This ruling suggests a moderate approach to the predominance analysis required by Dukes v. Wal-Mart, 131 S. Ct. 2541, 2555-56 (2011).  Sullivan interpreted Dukes to stand for the proposition that “the focus is on whether the defendant’s conduct was common as to all of the class members, not on whether each plaintiff has a ‘colorable’ claim.”  See Sullivan v. DB Investments, Inc., No. 08-2784 (3rd Cir.
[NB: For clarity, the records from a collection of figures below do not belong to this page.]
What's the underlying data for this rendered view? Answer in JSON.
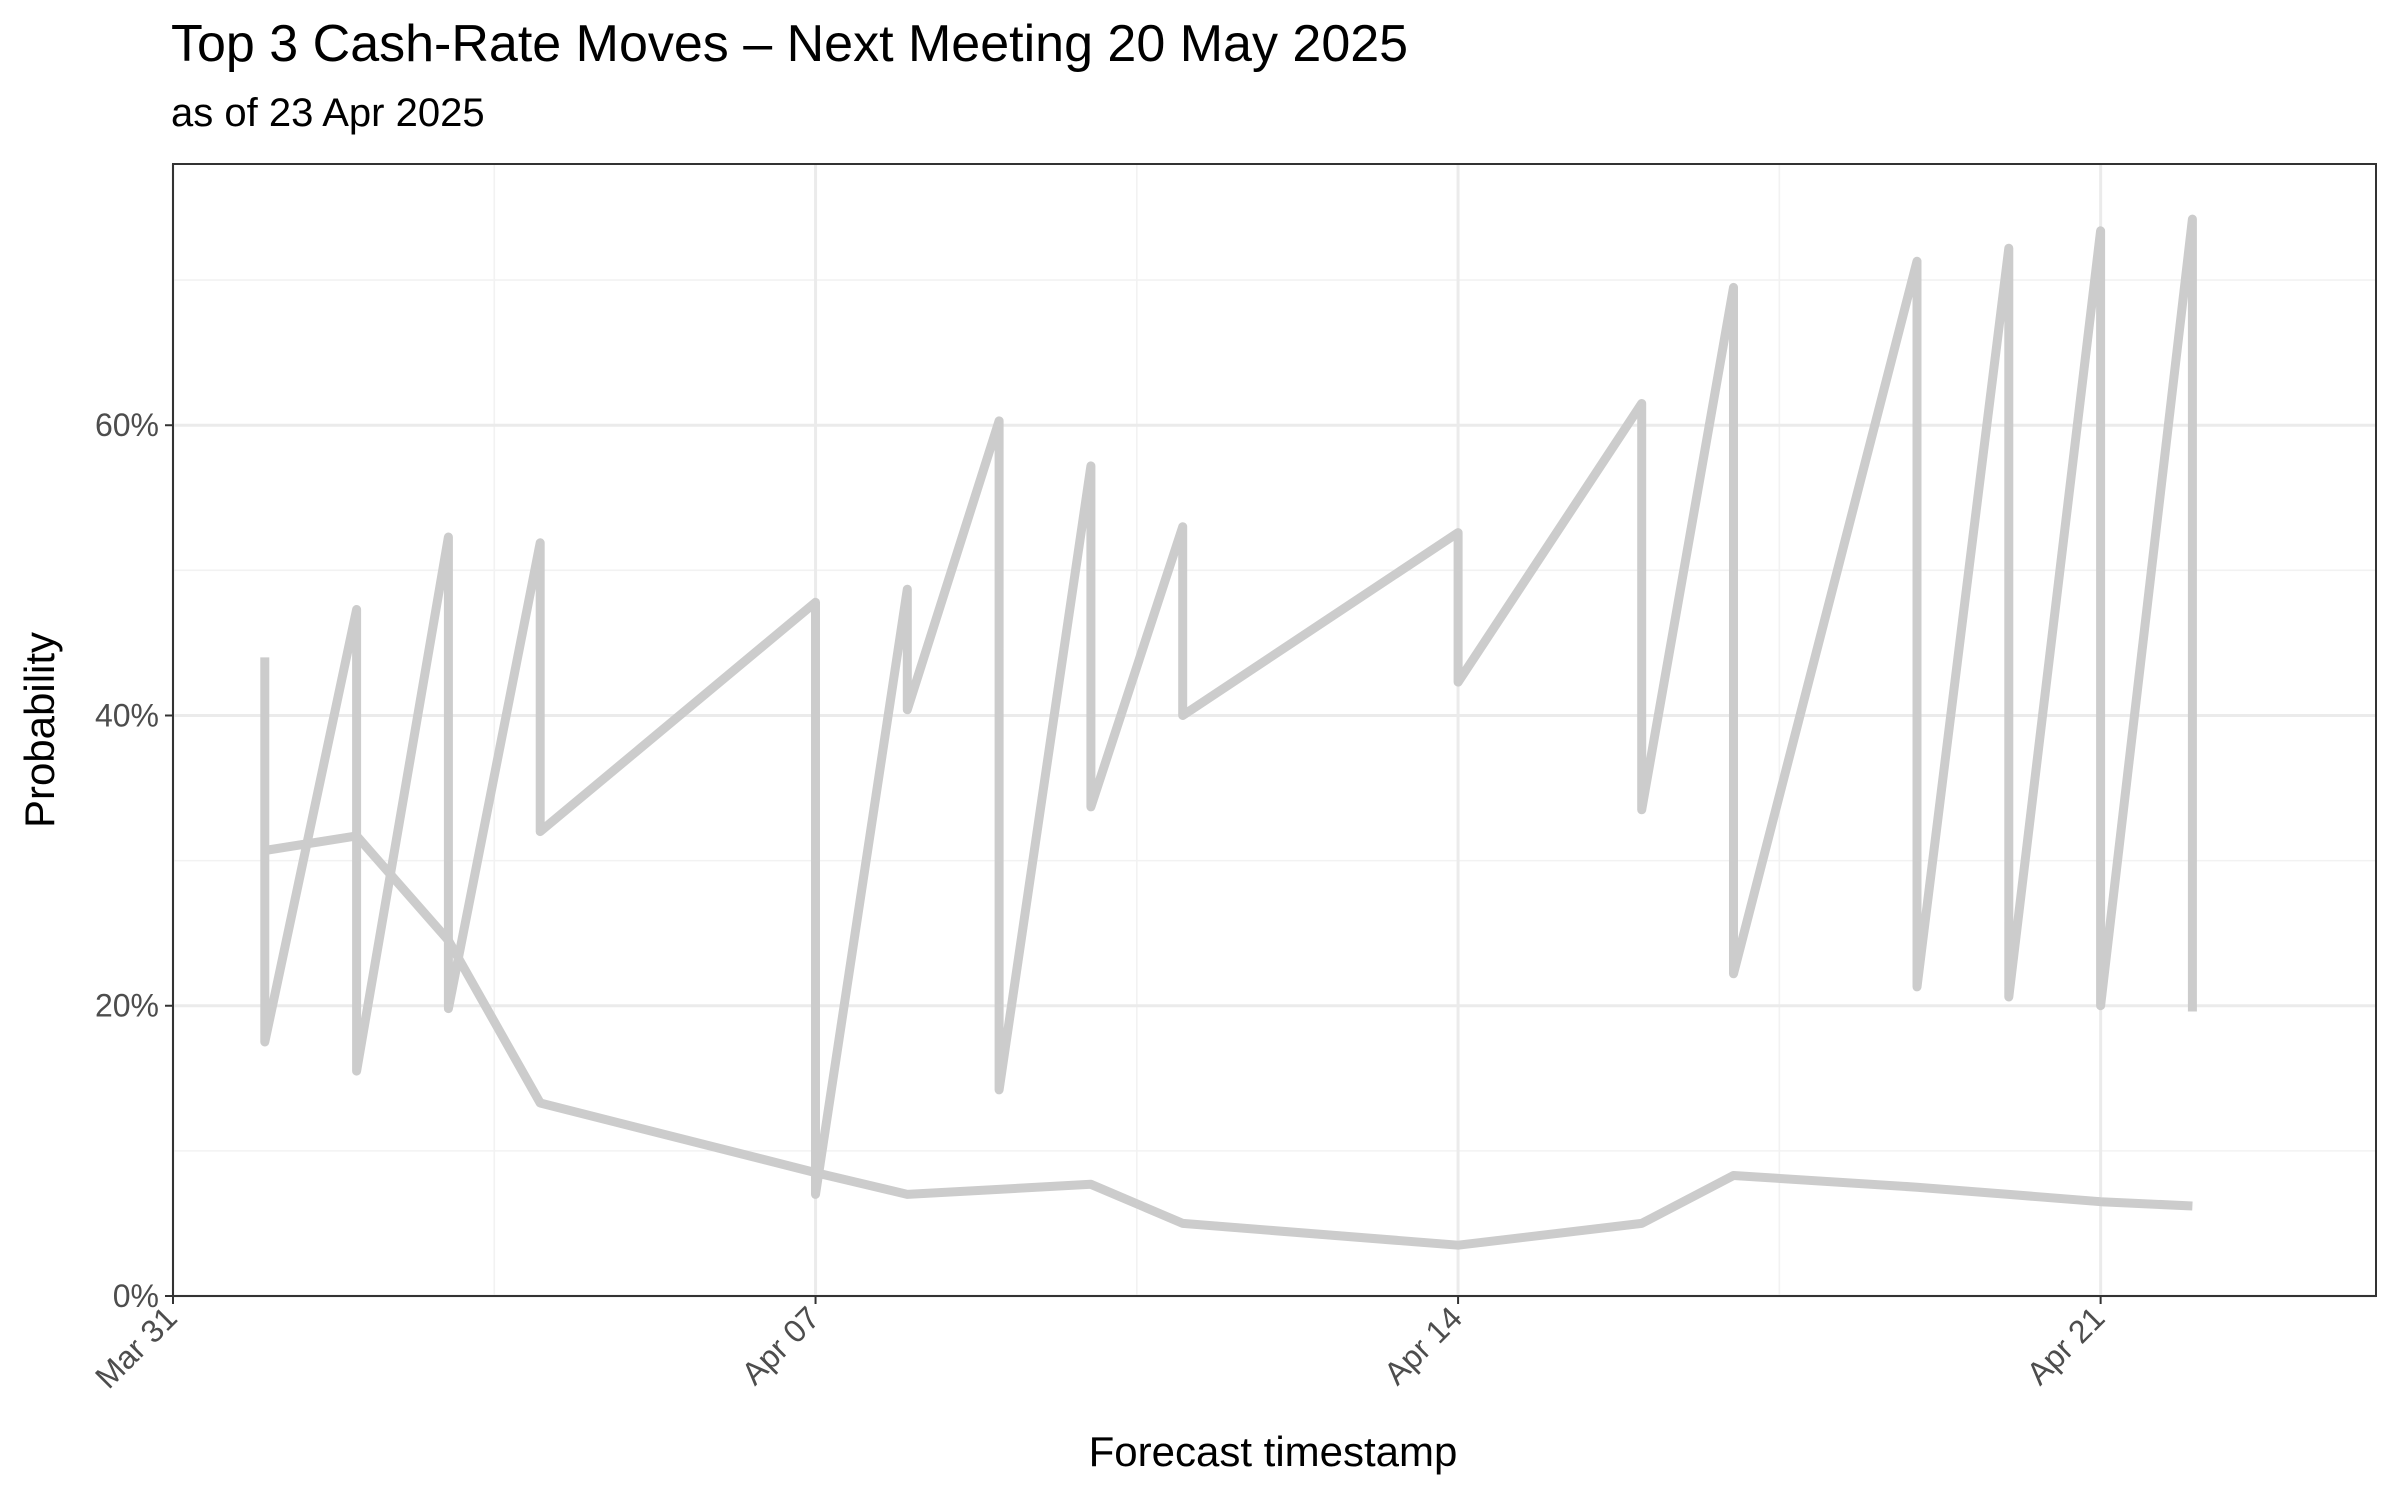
{
  "chart_data": {
    "type": "line",
    "title": "Top 3 Cash-Rate Moves – Next Meeting 20 May 2025",
    "subtitle": "as of 23 Apr 2025",
    "xlabel": "Forecast timestamp",
    "ylabel": "Probability",
    "x_scale": "date",
    "xlim": [
      "2025-03-31",
      "2025-04-24"
    ],
    "ylim": [
      0,
      0.78
    ],
    "x_ticks": [
      {
        "date": "2025-03-31",
        "label": "Mar 31"
      },
      {
        "date": "2025-04-07",
        "label": "Apr 07"
      },
      {
        "date": "2025-04-14",
        "label": "Apr 14"
      },
      {
        "date": "2025-04-21",
        "label": "Apr 21"
      }
    ],
    "y_ticks": [
      {
        "value": 0,
        "label": "0%"
      },
      {
        "value": 0.2,
        "label": "20%"
      },
      {
        "value": 0.4,
        "label": "40%"
      },
      {
        "value": 0.6,
        "label": "60%"
      }
    ],
    "grid": true,
    "legend": "none",
    "line_color": "#cccccc",
    "series": [
      {
        "points": [
          {
            "x": "2025-04-01",
            "y": 0.44
          },
          {
            "x": "2025-04-01",
            "y": 0.175
          },
          {
            "x": "2025-04-02",
            "y": 0.473
          },
          {
            "x": "2025-04-02",
            "y": 0.155
          },
          {
            "x": "2025-04-03",
            "y": 0.523
          },
          {
            "x": "2025-04-03",
            "y": 0.198
          },
          {
            "x": "2025-04-04",
            "y": 0.519
          },
          {
            "x": "2025-04-04",
            "y": 0.32
          },
          {
            "x": "2025-04-07",
            "y": 0.478
          },
          {
            "x": "2025-04-07",
            "y": 0.07
          },
          {
            "x": "2025-04-08",
            "y": 0.487
          },
          {
            "x": "2025-04-08",
            "y": 0.404
          },
          {
            "x": "2025-04-09",
            "y": 0.603
          },
          {
            "x": "2025-04-09",
            "y": 0.142
          },
          {
            "x": "2025-04-10",
            "y": 0.572
          },
          {
            "x": "2025-04-10",
            "y": 0.337
          },
          {
            "x": "2025-04-11",
            "y": 0.53
          },
          {
            "x": "2025-04-11",
            "y": 0.4
          },
          {
            "x": "2025-04-14",
            "y": 0.526
          },
          {
            "x": "2025-04-14",
            "y": 0.423
          },
          {
            "x": "2025-04-16",
            "y": 0.615
          },
          {
            "x": "2025-04-16",
            "y": 0.335
          },
          {
            "x": "2025-04-17",
            "y": 0.695
          },
          {
            "x": "2025-04-17",
            "y": 0.222
          },
          {
            "x": "2025-04-19",
            "y": 0.713
          },
          {
            "x": "2025-04-19",
            "y": 0.213
          },
          {
            "x": "2025-04-20",
            "y": 0.722
          },
          {
            "x": "2025-04-20",
            "y": 0.206
          },
          {
            "x": "2025-04-21",
            "y": 0.734
          },
          {
            "x": "2025-04-21",
            "y": 0.2
          },
          {
            "x": "2025-04-22",
            "y": 0.742
          },
          {
            "x": "2025-04-22",
            "y": 0.196
          }
        ]
      },
      {
        "points": [
          {
            "x": "2025-04-01",
            "y": 0.307
          },
          {
            "x": "2025-04-02",
            "y": 0.317
          },
          {
            "x": "2025-04-03",
            "y": 0.245
          },
          {
            "x": "2025-04-04",
            "y": 0.133
          },
          {
            "x": "2025-04-07",
            "y": 0.085
          },
          {
            "x": "2025-04-08",
            "y": 0.07
          },
          {
            "x": "2025-04-10",
            "y": 0.077
          },
          {
            "x": "2025-04-11",
            "y": 0.05
          },
          {
            "x": "2025-04-14",
            "y": 0.035
          },
          {
            "x": "2025-04-16",
            "y": 0.05
          },
          {
            "x": "2025-04-17",
            "y": 0.083
          },
          {
            "x": "2025-04-19",
            "y": 0.075
          },
          {
            "x": "2025-04-20",
            "y": 0.07
          },
          {
            "x": "2025-04-21",
            "y": 0.065
          },
          {
            "x": "2025-04-22",
            "y": 0.062
          }
        ]
      }
    ]
  }
}
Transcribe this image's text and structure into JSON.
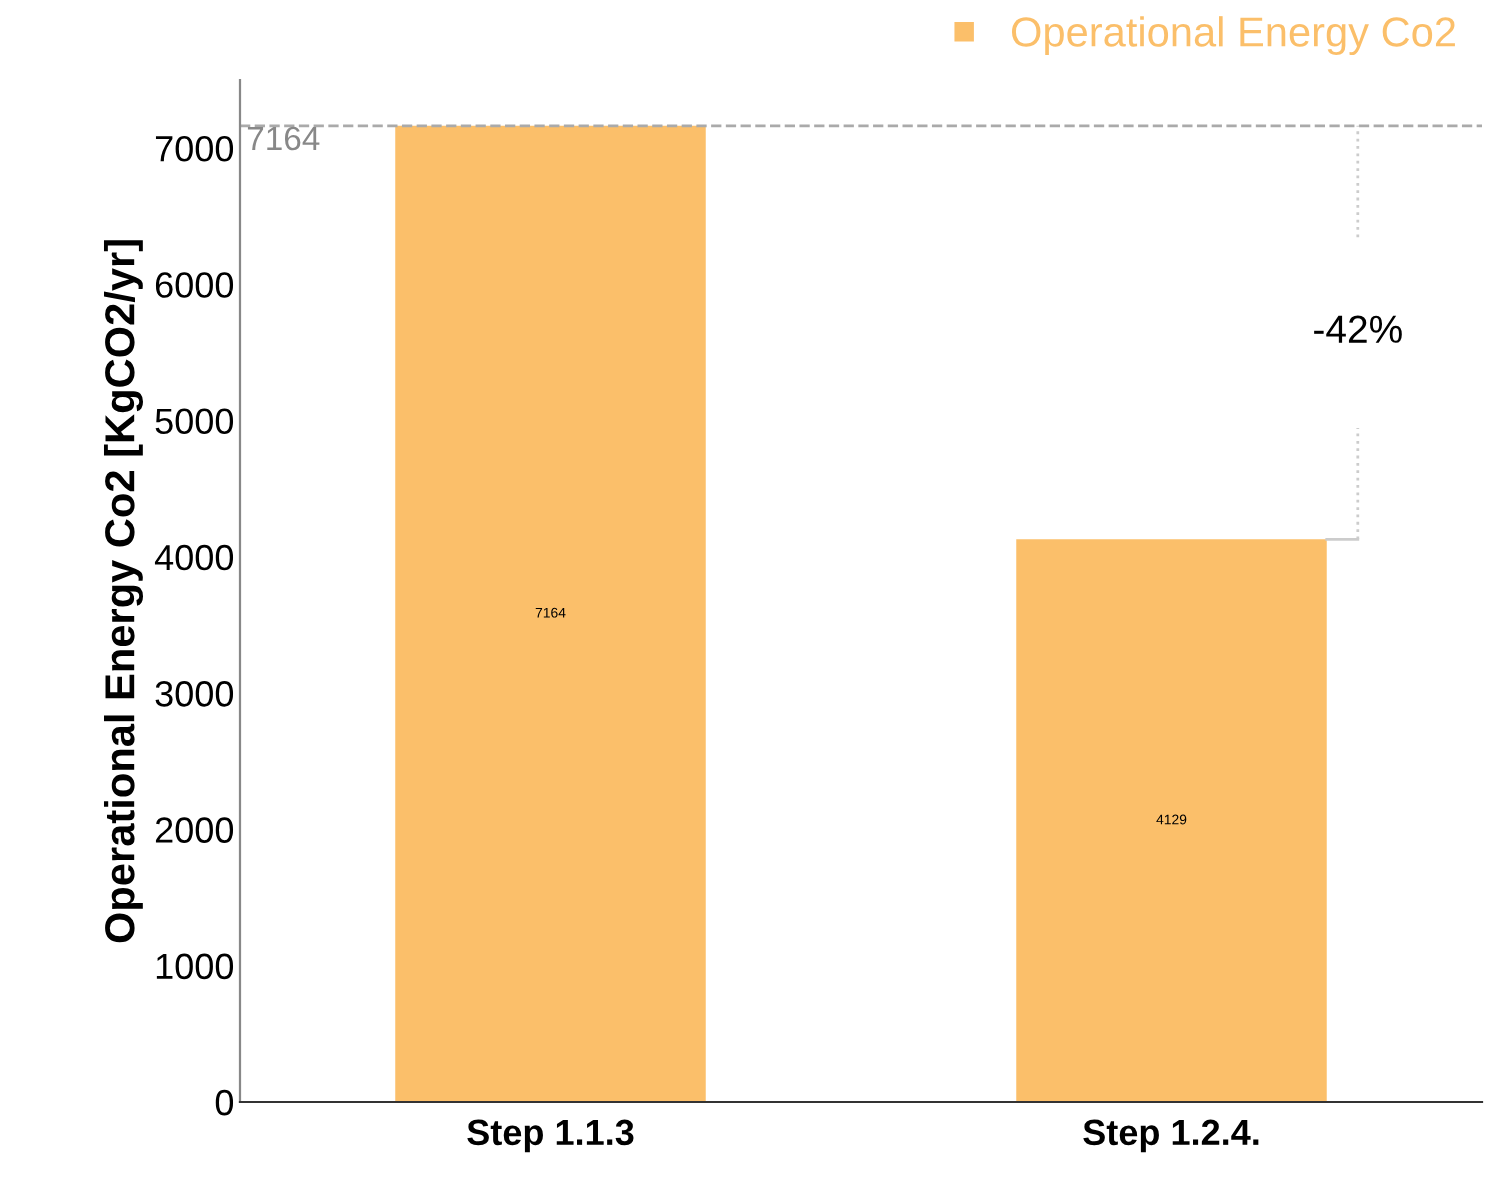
{
  "chart_data": {
    "type": "bar",
    "ylabel": "Operational Energy Co2 [KgCO2/yr]",
    "categories": [
      "Step 1.1.3",
      "Step 1.2.4."
    ],
    "series": [
      {
        "name": "Operational Energy Co2",
        "color": "#fbbf6a",
        "values": [
          7164,
          4129
        ]
      }
    ],
    "ylim": [
      0,
      7500
    ],
    "yticks": [
      0,
      1000,
      2000,
      3000,
      4000,
      5000,
      6000,
      7000
    ],
    "data_labels": true,
    "legend": "top right",
    "grid": false,
    "ref_lines": [
      {
        "axis": "y",
        "value": 7164,
        "label": "7164",
        "color": "#aaaaaa",
        "line_style": "dashed"
      }
    ],
    "annotations": [
      "-42%"
    ]
  }
}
Dec. 20, 2011) (order affirming class certification) at 42.  The majority found that the plaintiffs satisfied the predominance requirement by establishing that the putative class members shared common legal and factual questions arising from De Beers’ alleged anticompetitive conduct.  Id. at 44.

The Sullivan panel also identified three “guideposts” that direct a trial court’s predominance inquiry.  Id. at 37.  First, the decision holds that “commonality is informed by the defendant’s conduct as to all class members and any resulting injuries common to all class members.”  Id. at 37-38.  Second, “variations in state law do not necessarily defeat predominance.”  Id.  And, third, “concerns regarding variations in state law largely dissipate when a court is considering the certification of a settlement class.”  Id.

Owing to its closely reasoned analysis, Sullivan v. De Beers is likely to figure prominently in class certification briefing in state and federal courts throughout the country.